The main regulated issues
According to the free movement of goods, which is guaranteed by the elimination of customs duties and quantitative restrictions as well as through the prohibition of measures having an equivalent effect on the basis of the principle of mutual recognition, every product even from a third country which is in free circulation in the Member States on the basis of Article 28 of the TFEU (the Treaty on the Functioning of the European Union) is basically allowed to be sold without any restriction within the whole EU territory. Among the numerous matters subject to the harmonized regulation there are, mainly: labeling, presentation to the consumer, sales denominations of food stuffs; nutritional and health claims present on the label of food products; voluntary certifications as for example for organic products, for which the production process is also strictly regulated, or for kosher foods conform to the Jewish dietary regulations; protection of geographical signs for some products whose qualities are specifically connected to the area of production thanks to which they possess distinguishing qualities or a reputation generally recognized as PDOs, PGIs and STG; novel foods (innovative food and feed produced with new technologies and processes, or some particular foodstuffs traditionally eaten only outside of the EU), for which a pre-market authorization is mandatory required; GMOs (genetically modified food and feed) for which specific rules have been established to guarantee safe conditions. In addition, there are several other issues whose knowledge is essential to operate legally on the food market, without mentioning tax and customs aspects or import/export outside the EU also in relation to bilateral agreements and free trade agreements to which the EU is a party.
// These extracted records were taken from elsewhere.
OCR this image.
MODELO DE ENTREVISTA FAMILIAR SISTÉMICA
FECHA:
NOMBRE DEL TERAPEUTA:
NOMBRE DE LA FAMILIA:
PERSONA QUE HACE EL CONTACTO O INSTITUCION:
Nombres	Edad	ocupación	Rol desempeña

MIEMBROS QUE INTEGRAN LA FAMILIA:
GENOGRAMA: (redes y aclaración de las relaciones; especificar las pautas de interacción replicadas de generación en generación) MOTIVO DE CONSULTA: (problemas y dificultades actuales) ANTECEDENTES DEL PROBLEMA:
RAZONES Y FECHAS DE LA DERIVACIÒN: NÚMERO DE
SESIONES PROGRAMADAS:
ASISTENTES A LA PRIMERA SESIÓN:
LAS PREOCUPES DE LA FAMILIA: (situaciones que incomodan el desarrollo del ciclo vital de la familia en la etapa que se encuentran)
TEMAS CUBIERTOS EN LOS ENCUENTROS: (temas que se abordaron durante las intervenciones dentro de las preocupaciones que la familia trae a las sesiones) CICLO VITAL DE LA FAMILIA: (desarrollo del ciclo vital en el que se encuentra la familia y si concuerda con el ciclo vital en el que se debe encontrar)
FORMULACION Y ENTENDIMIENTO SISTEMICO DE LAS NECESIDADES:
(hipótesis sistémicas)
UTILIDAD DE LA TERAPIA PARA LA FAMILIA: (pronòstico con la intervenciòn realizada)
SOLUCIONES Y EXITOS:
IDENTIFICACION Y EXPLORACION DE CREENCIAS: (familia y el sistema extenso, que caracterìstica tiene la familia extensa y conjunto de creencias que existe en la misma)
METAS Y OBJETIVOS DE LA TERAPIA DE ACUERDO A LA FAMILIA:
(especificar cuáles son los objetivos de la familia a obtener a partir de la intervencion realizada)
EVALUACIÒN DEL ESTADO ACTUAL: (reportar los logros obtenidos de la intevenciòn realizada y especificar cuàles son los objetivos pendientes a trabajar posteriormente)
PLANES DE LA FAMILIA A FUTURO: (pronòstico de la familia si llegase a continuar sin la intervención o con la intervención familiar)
The special regime for wines
The cultivation of vineyards, the production of wine and its commercialization, because of the importance of this market and also for the historical and cultural value of such a peculiar product, have always been subject to a strict regulation and in a way the rules in this sector are responsible of the birth and development of the European food law. The main rules provided for the foodstuffs are only partially applicable to the wine industry, which in many respects is instead subject to specific regulations. One more time the European rules coming from the articles on wine of the actual single CMO determine the wine law of every Member State in relation to several aspects, from authorizations for vine planting to production, bottling and commercialization of wine. Thanks to this, every single wine legally produced in each country can generally be sold without restrictions within the EU, enjoying of the protection accorded in relation to the geographical indications that establish specific intellectual property rights. Moreover, the development of negotiations conducted with foreign countries led to the signing of bilateral agreements and free trade agreements to promote and facilitate the wine trade between European Union and non-EU countries.